Yıl 2005 mevsimlerden yaz
Yıl 2005 mevsimlerden yaz yaş daha 18...Sana ne hatırlatır bu satırlar…
Hatırlamadın değimli hiçbir şey..dur sana biraz ipucu vereyim…
Şimdi kapat gözlerini ve hayal et cennetten dünyaya düşmüş güzellikte küçük ama dünyalara bedel bir şehir düşün.
…..sulara tutunmuş bir şehir olsun….
Adım adım yürüdüğünü düşün bu şehirde , 18 yaşındasın dünyanın daha bir tozpembe göründüğünü de unutma…
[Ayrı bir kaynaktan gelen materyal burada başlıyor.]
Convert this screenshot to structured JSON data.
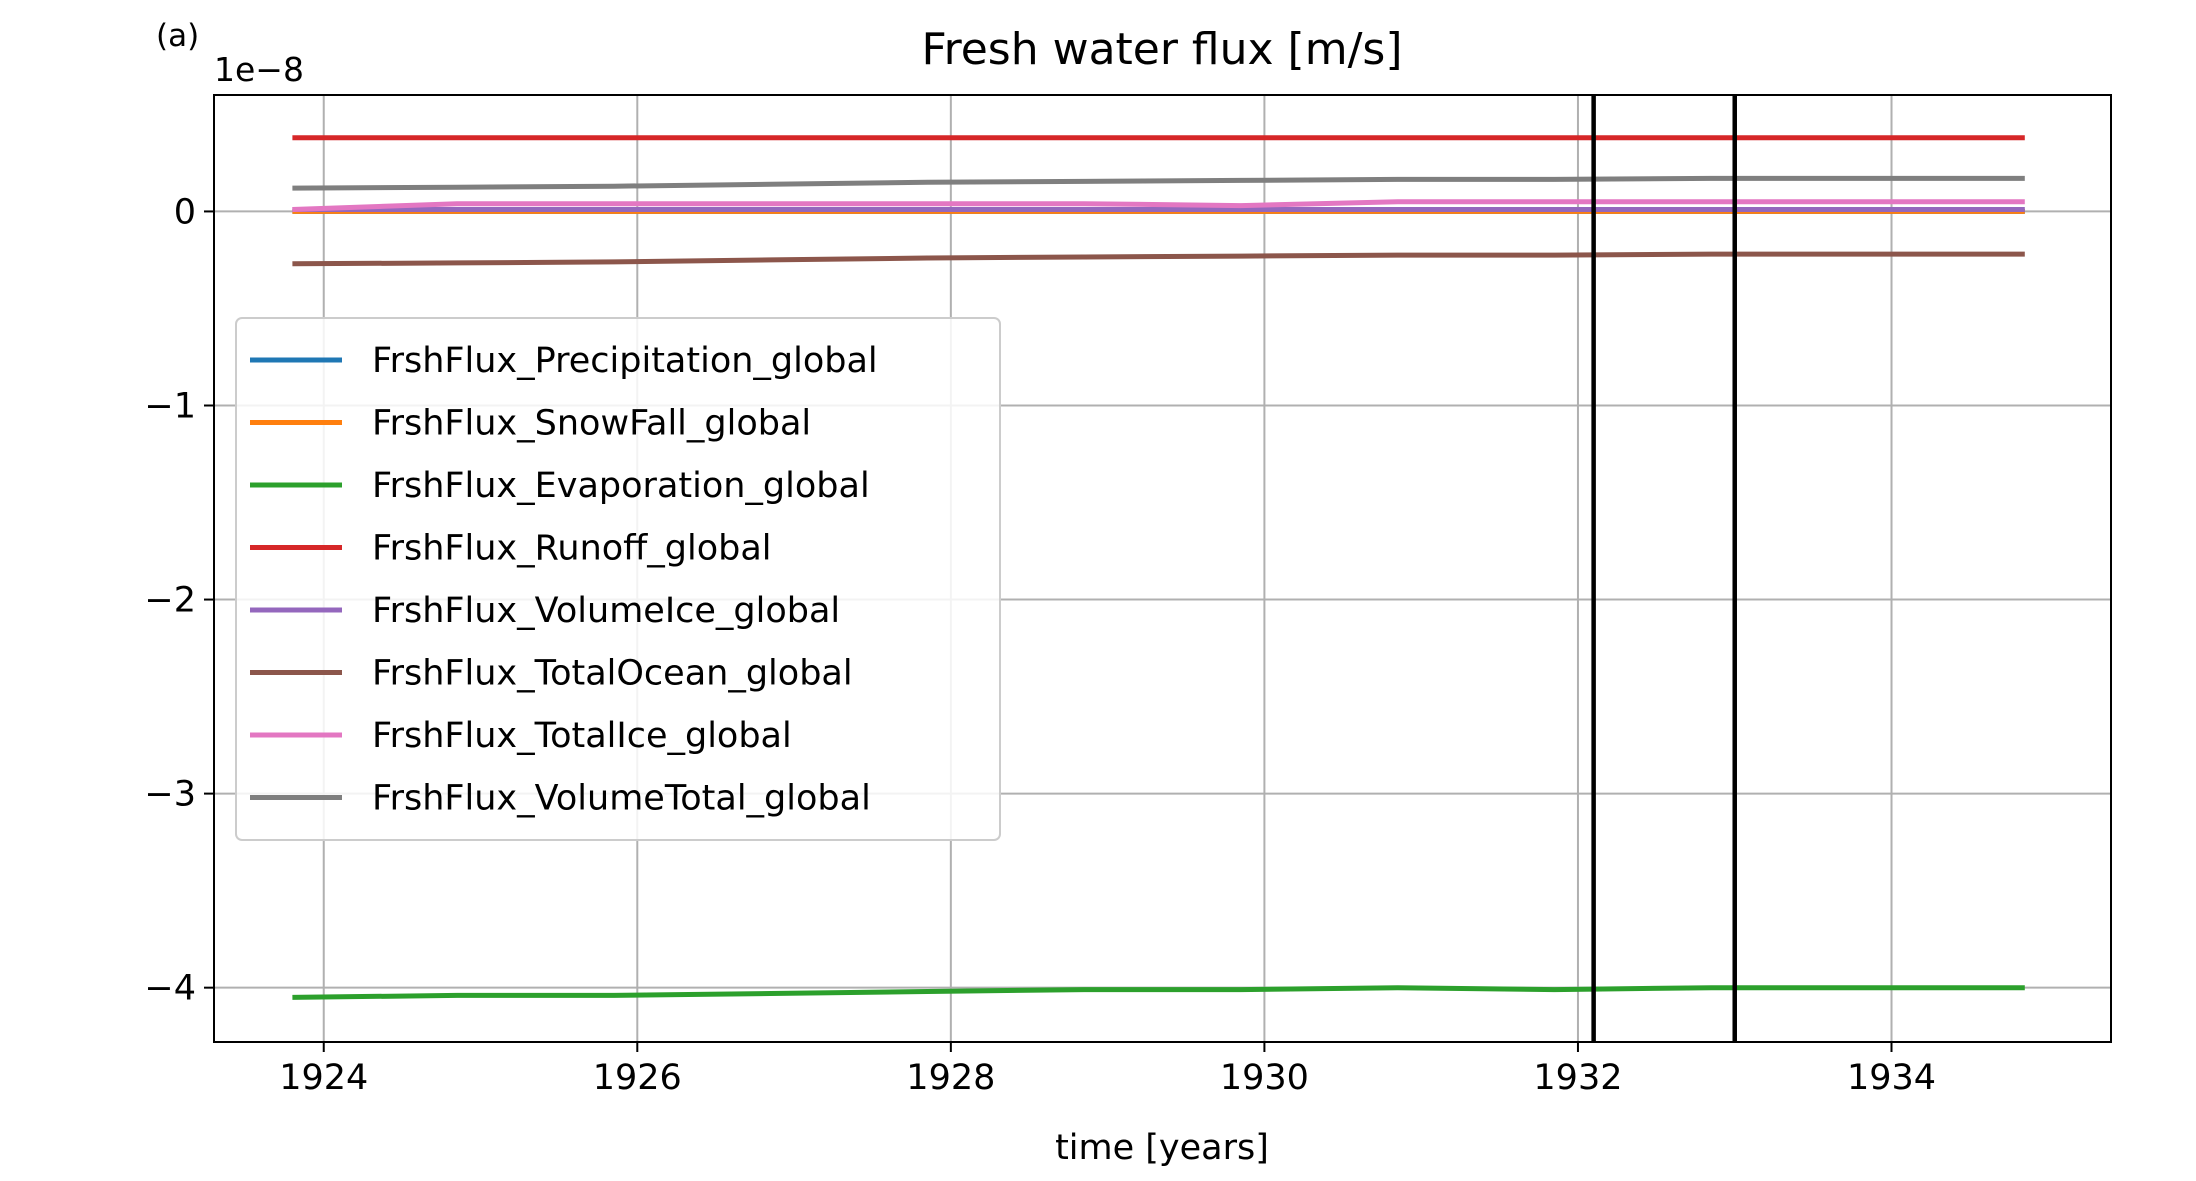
{
  "chart_data": {
    "type": "line",
    "panel_label": "(a)",
    "title": "Fresh water flux [m/s]",
    "xlabel": "time [years]",
    "ylabel": "",
    "y_offset_label": "1e−8",
    "xlim": [
      1923.3,
      1935.4
    ],
    "ylim": [
      -4.28,
      0.6
    ],
    "x_ticks": [
      1924,
      1926,
      1928,
      1930,
      1932,
      1934
    ],
    "x_tick_labels": [
      "1924",
      "1926",
      "1928",
      "1930",
      "1932",
      "1934"
    ],
    "y_ticks": [
      0,
      -1,
      -2,
      -3,
      -4
    ],
    "y_tick_labels": [
      "0",
      "−1",
      "−2",
      "−3",
      "−4"
    ],
    "grid": true,
    "legend_position": "center-left",
    "vertical_markers": [
      1932.1,
      1933.0
    ],
    "x": [
      1923.8,
      1924.85,
      1925.85,
      1926.85,
      1927.85,
      1928.85,
      1929.85,
      1930.85,
      1931.85,
      1932.85,
      1933.85,
      1934.85
    ],
    "series": [
      {
        "name": "FrshFlux_Precipitation_global",
        "color": "#1f77b4",
        "values": [
          0.0,
          0.0,
          0.0,
          0.0,
          0.0,
          0.0,
          0.0,
          0.0,
          0.0,
          0.0,
          0.0,
          0.0
        ]
      },
      {
        "name": "FrshFlux_SnowFall_global",
        "color": "#ff7f0e",
        "values": [
          0.0,
          0.0,
          0.0,
          0.0,
          0.0,
          0.0,
          0.0,
          0.0,
          0.0,
          0.0,
          0.0,
          0.0
        ]
      },
      {
        "name": "FrshFlux_Evaporation_global",
        "color": "#2ca02c",
        "values": [
          -4.05,
          -4.04,
          -4.04,
          -4.03,
          -4.02,
          -4.01,
          -4.01,
          -4.0,
          -4.01,
          -4.0,
          -4.0,
          -4.0
        ]
      },
      {
        "name": "FrshFlux_Runoff_global",
        "color": "#d62728",
        "values": [
          0.38,
          0.38,
          0.38,
          0.38,
          0.38,
          0.38,
          0.38,
          0.38,
          0.38,
          0.38,
          0.38,
          0.38
        ]
      },
      {
        "name": "FrshFlux_VolumeIce_global",
        "color": "#9467bd",
        "values": [
          0.01,
          0.01,
          0.01,
          0.01,
          0.01,
          0.01,
          0.01,
          0.01,
          0.01,
          0.01,
          0.01,
          0.01
        ]
      },
      {
        "name": "FrshFlux_TotalOcean_global",
        "color": "#8c564b",
        "values": [
          -0.27,
          -0.265,
          -0.26,
          -0.25,
          -0.24,
          -0.235,
          -0.23,
          -0.225,
          -0.225,
          -0.22,
          -0.22,
          -0.22
        ]
      },
      {
        "name": "FrshFlux_TotalIce_global",
        "color": "#e377c2",
        "values": [
          0.01,
          0.04,
          0.04,
          0.04,
          0.04,
          0.04,
          0.03,
          0.05,
          0.05,
          0.05,
          0.05,
          0.05
        ]
      },
      {
        "name": "FrshFlux_VolumeTotal_global",
        "color": "#7f7f7f",
        "values": [
          0.12,
          0.125,
          0.13,
          0.14,
          0.15,
          0.155,
          0.16,
          0.165,
          0.165,
          0.17,
          0.17,
          0.17
        ]
      }
    ]
  }
}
Derken bir çift göz hatırla , içine derin derin yeşil yeşil baktığın o gözleri hatırla o geceyi hatırla…
Rüzgar misali dönüp gelişini ve uzattığın elini “merhaba” deyişini hatırla…
Gencecik bir delikanlı olduğunu hatırla heveslerini …
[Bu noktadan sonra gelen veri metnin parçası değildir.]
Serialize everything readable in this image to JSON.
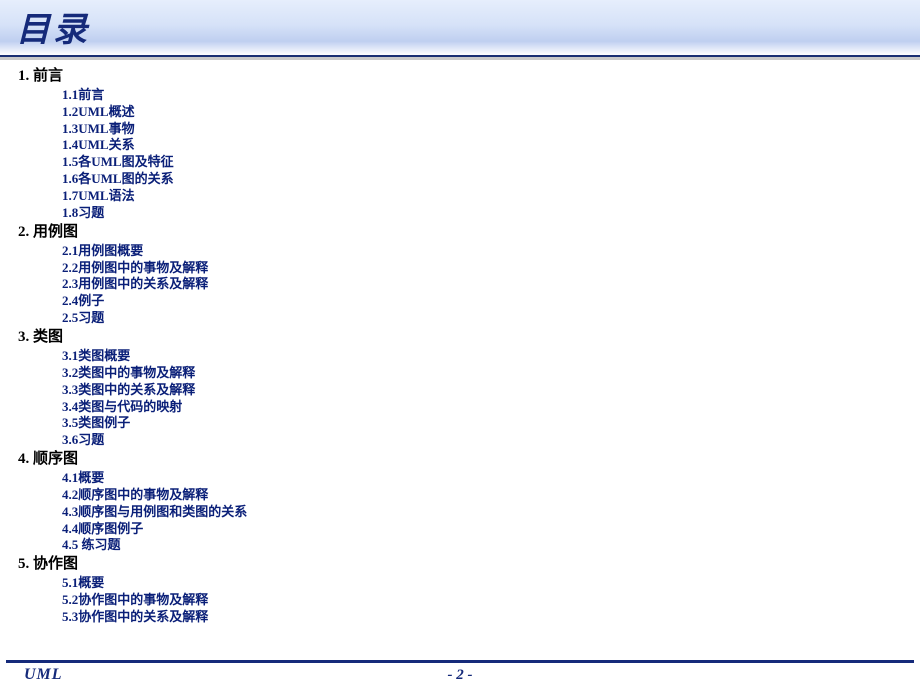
{
  "colors": {
    "title_text": "#152a7a",
    "chapter_text": "#000000",
    "section_text": "#0a1f78",
    "rule": "#152a7a",
    "header_gradient_top": "#e6eefc",
    "header_gradient_bottom": "#ffffff",
    "background": "#ffffff"
  },
  "typography": {
    "title_fontsize": 34,
    "chapter_fontsize": 15,
    "section_fontsize": 13,
    "footer_fontsize": 15
  },
  "title": "目录",
  "footer": {
    "brand": "UML",
    "page": "- 2 -"
  },
  "chapters": [
    {
      "num": "1.",
      "title": "前言",
      "sections": [
        "1.1前言",
        "1.2UML概述",
        "1.3UML事物",
        "1.4UML关系",
        "1.5各UML图及特征",
        "1.6各UML图的关系",
        "1.7UML语法",
        "1.8习题"
      ]
    },
    {
      "num": "2.",
      "title": "用例图",
      "sections": [
        "2.1用例图概要",
        "2.2用例图中的事物及解释",
        "2.3用例图中的关系及解释",
        "2.4例子",
        "2.5习题"
      ]
    },
    {
      "num": "3.",
      "title": "类图",
      "sections": [
        "3.1类图概要",
        "3.2类图中的事物及解释",
        "3.3类图中的关系及解释",
        "3.4类图与代码的映射",
        "3.5类图例子",
        "3.6习题"
      ]
    },
    {
      "num": "4.",
      "title": "顺序图",
      "sections": [
        "4.1概要",
        "4.2顺序图中的事物及解释",
        "4.3顺序图与用例图和类图的关系",
        "4.4顺序图例子",
        "4.5 练习题"
      ]
    },
    {
      "num": "5.",
      "title": "协作图",
      "sections": [
        "5.1概要",
        "5.2协作图中的事物及解释",
        "5.3协作图中的关系及解释"
      ]
    }
  ]
}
Sonra sabahları,sahilleri hatırla iskeleden attığın günü hatırla hani ilk kez boynuna sarıldığım günü korkudan ve ilk öptüğün günü hatırla bir anda suyun altına girmiş saymıştık
Bir,iki,üç…
Kumsalları hatırla dizlerimde uyuyuşlarını..
Yaz bitip kış geldiğini seninde İstanbul’a gelişini hatırla…
Sonra yıllar süren bir oyun bir biri ardına büyüyen yalanları hatırla..
Aç şimdi gözlerini hayal ettiklerini getir gözünün önüne o gencecik delikanlıyı düşün yıllar sonra artık büyümüş olan ama geçmiş o yıllarda , o gencin yaptığı hataları hatırla ..
Ben seni yıllar önce tanıdığım gibi hatırlamayı okadar çok isterdim ki..
Yıllar önceki o yakışıklı yüreğimi güvercin misali uçuran cennet yeşili gözleri olan ilk gördüğüm an “allahım kime yarattın sen bu kulunu bana bağışla yarabbim” die dualar ettiğim uğruna ne emekler sarfettiğim dünyaları karşıma aldığım sevgisine inandığım bana asla yalan söylemez dediğim güvendiğim o genç gibi hatırlamak isterdim…
Ama şimdi …şimdi bunca yıl yaşanmış güzellikler anladım ki masaldan ibaretmiş
"Meğer bir adınmış doğru bildiğim bide delisi olduğum yeşil gözlerin…"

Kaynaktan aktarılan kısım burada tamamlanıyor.